繰り返される募金詐欺。騙されない為には。

募金詐欺去る2014年10月末、とある詐欺事件の被告に実刑判決が下りました。難病の高校生を支援すると偽って募金活動を行い、集めた募金を自分の生活費に充てていたというものです。この高校生と被告の間には何の接点もありませんでした。
また2014年夏ごろには、東京の繁華街を中心に「アジアの貧しい子どもの為に」と募金を呼びかけていたフィリピン人女性が、集めた募金で切符や飲み物を買っている姿がテレビで取り上げられ、インターネットを中心に話題になりました。

「死ぬ死ぬ詐欺」という言葉

一般に、難病支援や災害支援をでっちあげ募金を騙し取る行為は「募金詐欺」と呼ばれており、前述の被告がそうであるように、詐欺罪に当たります。インターネット上では、特に難病を患っている架空の子どもを救うという名目で寄付を集める行為を「死ぬ死ぬ詐欺」という俗語で呼んでおり、嫌悪感を持つ人は少なくありません。会計が非公開で募金の詳しい使用内訳が不明な団体や、目的達成後の余剰募金の行方が明確にされていないケースも多く、一層の不信を募らせる一因となっています。

悪質な募金に騙されない為には

こうした悪質な募金団体を避け、正当な団体にだけ募金をするには、どうするべきなのでしょうか。 何よりも必要なことは、募金団体の名前を確認することです。

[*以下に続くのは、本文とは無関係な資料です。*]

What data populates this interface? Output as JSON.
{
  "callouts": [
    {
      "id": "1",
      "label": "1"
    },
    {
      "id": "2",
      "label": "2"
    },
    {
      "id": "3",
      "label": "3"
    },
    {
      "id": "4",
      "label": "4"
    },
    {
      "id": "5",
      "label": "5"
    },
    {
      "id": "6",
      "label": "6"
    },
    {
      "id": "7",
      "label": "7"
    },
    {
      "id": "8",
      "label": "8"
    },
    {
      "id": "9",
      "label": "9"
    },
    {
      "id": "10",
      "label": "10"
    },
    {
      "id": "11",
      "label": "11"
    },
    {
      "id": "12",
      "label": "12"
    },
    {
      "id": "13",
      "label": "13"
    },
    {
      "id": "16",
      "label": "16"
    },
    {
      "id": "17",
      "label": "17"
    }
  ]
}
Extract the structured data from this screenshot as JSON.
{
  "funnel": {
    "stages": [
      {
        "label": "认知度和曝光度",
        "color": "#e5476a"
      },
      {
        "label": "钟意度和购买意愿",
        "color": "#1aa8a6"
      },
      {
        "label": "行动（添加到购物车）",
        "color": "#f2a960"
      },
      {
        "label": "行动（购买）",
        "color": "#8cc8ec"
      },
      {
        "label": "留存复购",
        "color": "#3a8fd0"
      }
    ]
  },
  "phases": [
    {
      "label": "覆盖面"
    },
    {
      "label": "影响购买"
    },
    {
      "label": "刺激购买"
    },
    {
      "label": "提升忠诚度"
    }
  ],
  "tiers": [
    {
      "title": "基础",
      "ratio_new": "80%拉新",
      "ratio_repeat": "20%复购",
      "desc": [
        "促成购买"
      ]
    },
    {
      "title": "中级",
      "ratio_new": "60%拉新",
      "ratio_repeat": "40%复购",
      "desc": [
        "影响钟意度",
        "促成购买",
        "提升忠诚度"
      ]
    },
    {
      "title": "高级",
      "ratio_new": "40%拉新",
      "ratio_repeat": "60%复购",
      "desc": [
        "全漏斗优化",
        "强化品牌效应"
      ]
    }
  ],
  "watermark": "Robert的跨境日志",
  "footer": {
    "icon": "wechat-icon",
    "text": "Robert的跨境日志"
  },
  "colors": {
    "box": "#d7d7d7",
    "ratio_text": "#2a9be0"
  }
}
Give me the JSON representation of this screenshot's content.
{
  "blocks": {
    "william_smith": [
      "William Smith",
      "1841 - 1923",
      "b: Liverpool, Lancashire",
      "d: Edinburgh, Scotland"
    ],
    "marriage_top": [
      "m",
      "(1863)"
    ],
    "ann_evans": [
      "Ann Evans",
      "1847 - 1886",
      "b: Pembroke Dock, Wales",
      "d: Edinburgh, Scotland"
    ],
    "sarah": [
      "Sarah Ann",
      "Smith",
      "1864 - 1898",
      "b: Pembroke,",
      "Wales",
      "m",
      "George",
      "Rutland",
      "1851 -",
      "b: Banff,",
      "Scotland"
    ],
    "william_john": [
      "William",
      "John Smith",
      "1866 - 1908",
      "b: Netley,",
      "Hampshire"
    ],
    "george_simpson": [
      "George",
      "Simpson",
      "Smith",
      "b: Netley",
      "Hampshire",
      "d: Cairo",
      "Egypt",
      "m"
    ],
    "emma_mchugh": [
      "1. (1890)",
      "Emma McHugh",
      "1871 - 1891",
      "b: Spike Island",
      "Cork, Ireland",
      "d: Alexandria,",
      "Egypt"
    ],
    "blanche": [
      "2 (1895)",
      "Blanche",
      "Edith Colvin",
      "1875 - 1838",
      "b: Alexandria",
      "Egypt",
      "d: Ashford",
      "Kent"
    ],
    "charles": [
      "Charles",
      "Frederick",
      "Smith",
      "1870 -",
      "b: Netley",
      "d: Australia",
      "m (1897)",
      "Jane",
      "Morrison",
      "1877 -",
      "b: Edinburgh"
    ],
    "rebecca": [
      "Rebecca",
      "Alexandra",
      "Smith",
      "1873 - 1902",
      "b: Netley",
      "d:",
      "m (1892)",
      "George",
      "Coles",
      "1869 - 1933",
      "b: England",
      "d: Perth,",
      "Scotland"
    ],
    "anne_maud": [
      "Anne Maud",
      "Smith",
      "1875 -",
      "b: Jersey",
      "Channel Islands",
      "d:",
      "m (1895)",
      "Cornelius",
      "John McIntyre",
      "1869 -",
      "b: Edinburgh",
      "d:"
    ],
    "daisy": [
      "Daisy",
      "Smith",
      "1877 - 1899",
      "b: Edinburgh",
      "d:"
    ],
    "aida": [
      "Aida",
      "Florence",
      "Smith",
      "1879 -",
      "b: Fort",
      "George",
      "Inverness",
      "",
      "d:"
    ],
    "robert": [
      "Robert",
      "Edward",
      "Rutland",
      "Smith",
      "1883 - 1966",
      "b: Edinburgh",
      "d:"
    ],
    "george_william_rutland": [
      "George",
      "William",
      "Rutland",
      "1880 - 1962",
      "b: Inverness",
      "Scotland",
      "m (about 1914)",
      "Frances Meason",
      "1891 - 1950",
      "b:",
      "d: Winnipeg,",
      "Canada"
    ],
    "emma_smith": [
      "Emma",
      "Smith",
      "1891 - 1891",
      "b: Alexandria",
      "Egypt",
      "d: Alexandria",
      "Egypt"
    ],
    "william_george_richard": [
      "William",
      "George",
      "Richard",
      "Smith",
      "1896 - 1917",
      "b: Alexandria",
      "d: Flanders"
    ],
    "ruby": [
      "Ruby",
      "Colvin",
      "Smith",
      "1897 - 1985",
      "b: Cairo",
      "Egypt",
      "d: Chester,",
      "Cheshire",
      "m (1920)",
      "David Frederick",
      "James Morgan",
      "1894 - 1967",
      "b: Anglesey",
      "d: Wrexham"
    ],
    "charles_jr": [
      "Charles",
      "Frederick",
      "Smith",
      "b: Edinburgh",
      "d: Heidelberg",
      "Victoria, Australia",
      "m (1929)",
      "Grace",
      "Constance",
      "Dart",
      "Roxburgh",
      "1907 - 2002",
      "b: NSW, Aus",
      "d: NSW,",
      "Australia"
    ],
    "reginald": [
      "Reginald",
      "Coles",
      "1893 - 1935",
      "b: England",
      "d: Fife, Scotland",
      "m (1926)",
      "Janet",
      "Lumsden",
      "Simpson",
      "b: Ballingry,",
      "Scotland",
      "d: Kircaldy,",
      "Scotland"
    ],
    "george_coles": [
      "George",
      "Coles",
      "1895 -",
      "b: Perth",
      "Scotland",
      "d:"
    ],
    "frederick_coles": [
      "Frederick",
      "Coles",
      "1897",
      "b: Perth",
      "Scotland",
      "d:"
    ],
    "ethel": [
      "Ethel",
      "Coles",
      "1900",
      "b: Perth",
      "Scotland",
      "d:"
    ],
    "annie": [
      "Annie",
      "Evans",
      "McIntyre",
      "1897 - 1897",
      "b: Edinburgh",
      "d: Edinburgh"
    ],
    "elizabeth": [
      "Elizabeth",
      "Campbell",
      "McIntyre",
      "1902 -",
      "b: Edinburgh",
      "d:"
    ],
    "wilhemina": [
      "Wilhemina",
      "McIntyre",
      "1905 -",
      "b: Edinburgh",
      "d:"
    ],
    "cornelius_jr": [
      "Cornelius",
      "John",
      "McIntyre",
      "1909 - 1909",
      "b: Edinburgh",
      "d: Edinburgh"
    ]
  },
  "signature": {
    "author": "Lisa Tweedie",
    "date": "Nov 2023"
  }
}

怪しい集団はそもそも団体名を名乗らないことも多く、「自分たちが何者かを名乗るか名乗らないか」というのは一つの指針になります。とはいえ、本当に悪質なケースは名前を偽ったり、知名度の高い団体を騙ることもあるので、この方法は決して万能ではありません。

寄付する先を調べてから

万全を期すならば、相手が名乗った団体を調べてから募金を行うべきでしょう。その団体がどういったものか、募金の用途・内訳は明確に提示されているか……そういったものを自分で確認し、信頼できると確信してから募金をする、という方法です。
そして募金は街頭ではなく正式にアナウンスされている寄付先を利用すること。そうすることで、有名団体を騙る詐欺を避けることが出来るのです。

募金は善意と信頼で成り立つ福祉行為の一つですが、その善意につけこむ詐欺行為は後を絶ちません。本来の募金活動が正しく行われるよう、一人一人の自衛を心がけたいですね。